Rite Aid Corporation (NYSE:RAD) has been in a very long and convoluted process of trying to sell itself to Walgreens Boots Alliance, Inc. (NASDAQ:WBA). The process has been especially painful for investors, as delays in the process have dampened the likelihood of a merger. Earlier this year, RAD stock traded above $8. Now it trades under $4.
But RAD stock has been given new life today amid a report that the deal is nearing Federal Trade Commission approval. A new report, which cites antitrust lawyers and a former DOJ official, states that an FTC green light is now “more likely than not.”
This news has RAD stock up about 25% so far in late Monday trade.
Although I tend not to chase stocks that are on the run up, I am buying into this rally. Why?
Walgreens agreed to pay somewhere beween $6.50 and $7 per share for Rite Aid. Even at the midpoint, that is still about 75% upside from today’s roughly $4 prices. If the deal doesn’t go through, the stock will likely fall back to $3, where it was hovering when investors thought the deal was dead. That’s roughly 25% downside.
I like that alone, but consider that the new report suggests it’s, as said before, “more likely than not” that the deal is approved. That means greater than a 50/50 chance RAD gets taken out at $6.75 per share. But even if we’re conservative and call it a coin flip, there’s a 50% chance of 75% upside, and a 50% chance of 25% downside.
Moreover, the FTC has to make a decision by July 7, which means whatever comes is likely to happen in about two weeks.
Those are odds and speed that I can get behind.
Bottom Line on RAD Stock
Even if the deal doesn’t go through, I think it’s a possibility that Amazon.com, Inc. (NASDAQ:AMZN) picks up the tab. Amazon has expressed an interest in getting into the pharmacy business, and after gobbling up Whole Foods Market, Inc. (NASDAQ:WFM), Amazon has shown that big-time brick-and-mortar M&A is officially on the table.

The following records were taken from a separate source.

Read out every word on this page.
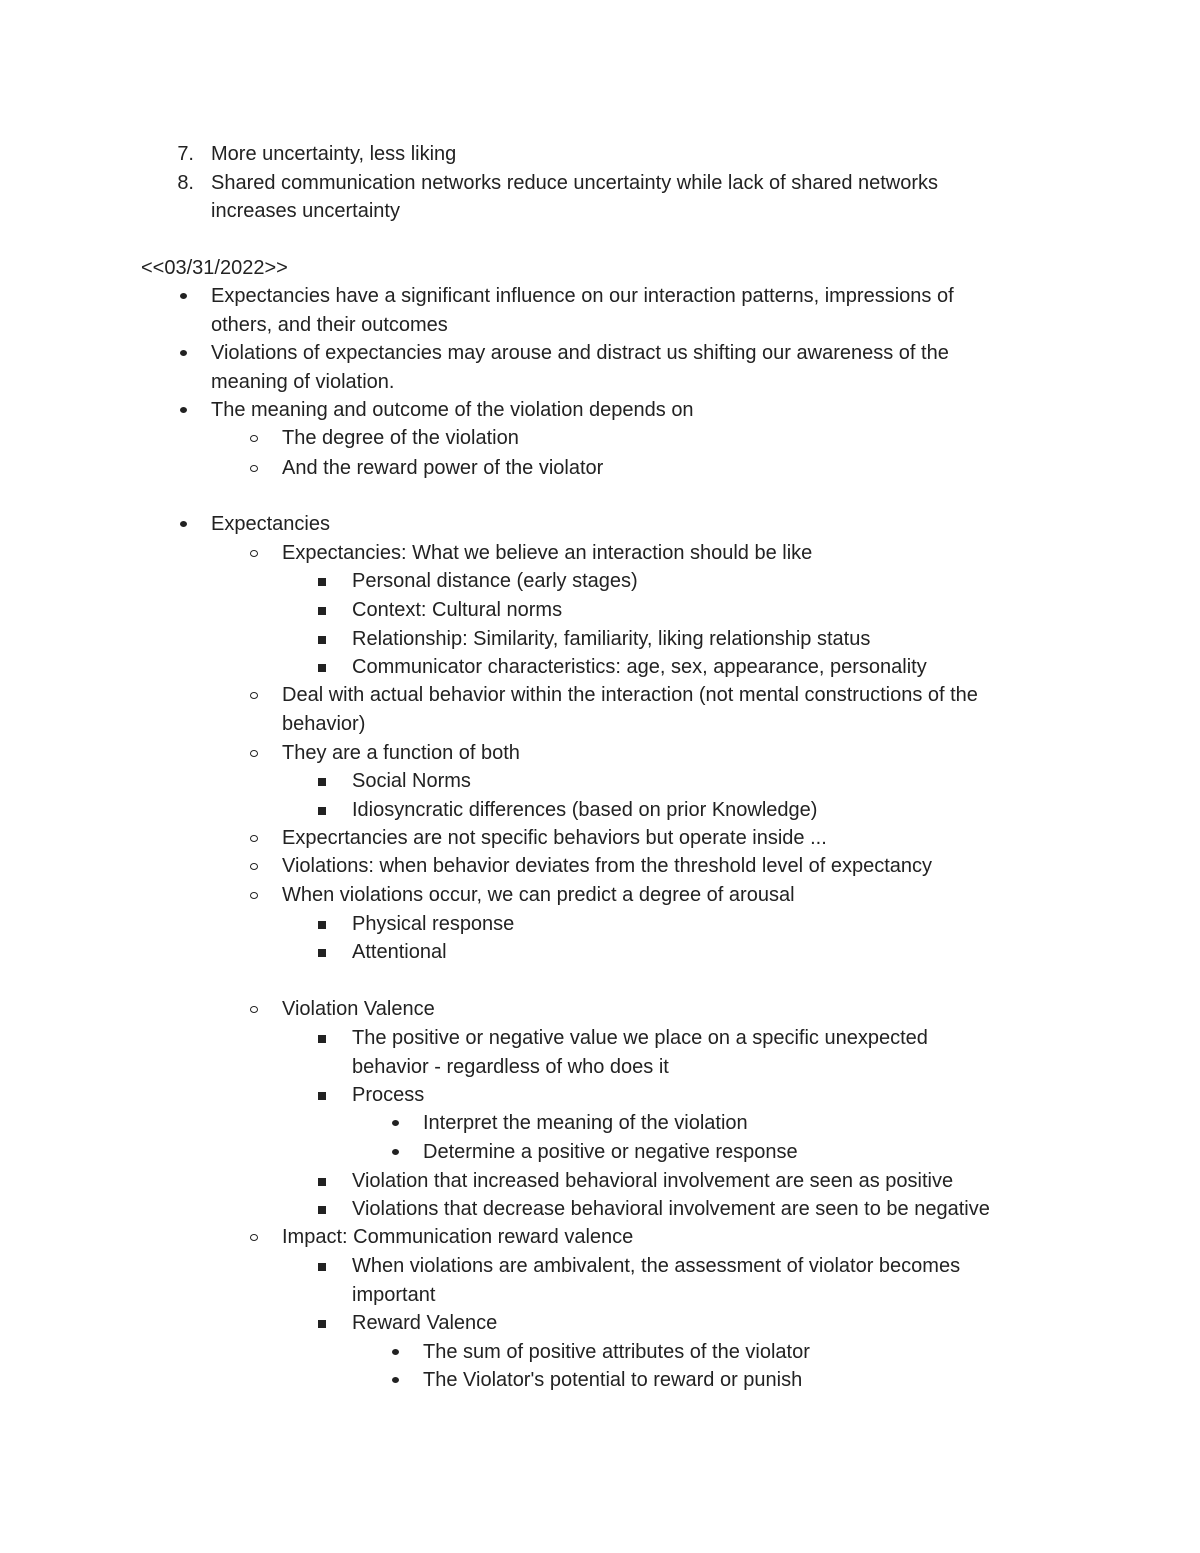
7. More uncertainty, less liking
8. Shared communication networks reduce uncertainty while lack of shared networks
increases uncertainty
<<03/31/2022>>
Expectancies have a significant influence on our interaction patterns, impressions of
others, and their outcomes
Violations of expectancies may arouse and distract us shifting our awareness of the
meaning of violation.
The meaning and outcome of the violation depends on
The degree of the violation
And the reward power of the violator
Expectancies
Expectancies: What we believe an interaction should be like
Personal distance (early stages)
Context: Cultural norms
Relationship: Similarity, familiarity, liking relationship status
Communicator characteristics: age, sex, appearance, personality
Deal with actual behavior within the interaction (not mental constructions of the
behavior)
They are a function of both
Social Norms
Idiosyncratic differences (based on prior Knowledge)
Expecrtancies are not specific behaviors but operate inside ...
Violations: when behavior deviates from the threshold level of expectancy
When violations occur, we can predict a degree of arousal
Physical response
Attentional
Violation Valence
The positive or negative value we place on a specific unexpected
behavior - regardless of who does it
Process
Interpret the meaning of the violation
Determine a positive or negative response
Violation that increased behavioral involvement are seen as positive
Violations that decrease behavioral involvement are seen to be negative
Impact: Communication reward valence
When violations are ambivalent, the assessment of violator becomes
important
Reward Valence
The sum of positive attributes of the violator
The Violator's potential to reward or punish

Why Rite Aid? Because while Amazon did enter the storefront grocery model (and, of course, boosted its distribution layout for its own AmazonFresh delivery service), one thing it didn’t pick up by going the Whole Foods route is the pharmaceutical arm seen in the likes of Kroger Co (NYSE:KR) and other traditional grocers.
RAD stock is clearly depressed, and Rite Aid management clearly is willing to buy. That’s not saying it’s a good chance that Amazon would take out Rite Aid, but it at least would make sense, and at $4.3 billion, it wouldn’t break the bank, either.
Even backing out the Amazon story, RAD stock is a great speculative play at this point. The odds are with the longs, and the potential downside is worth the risk.
Just get ready to pull the trigger either way.
As of this writing, Luke Lango was long RAD and AMZN.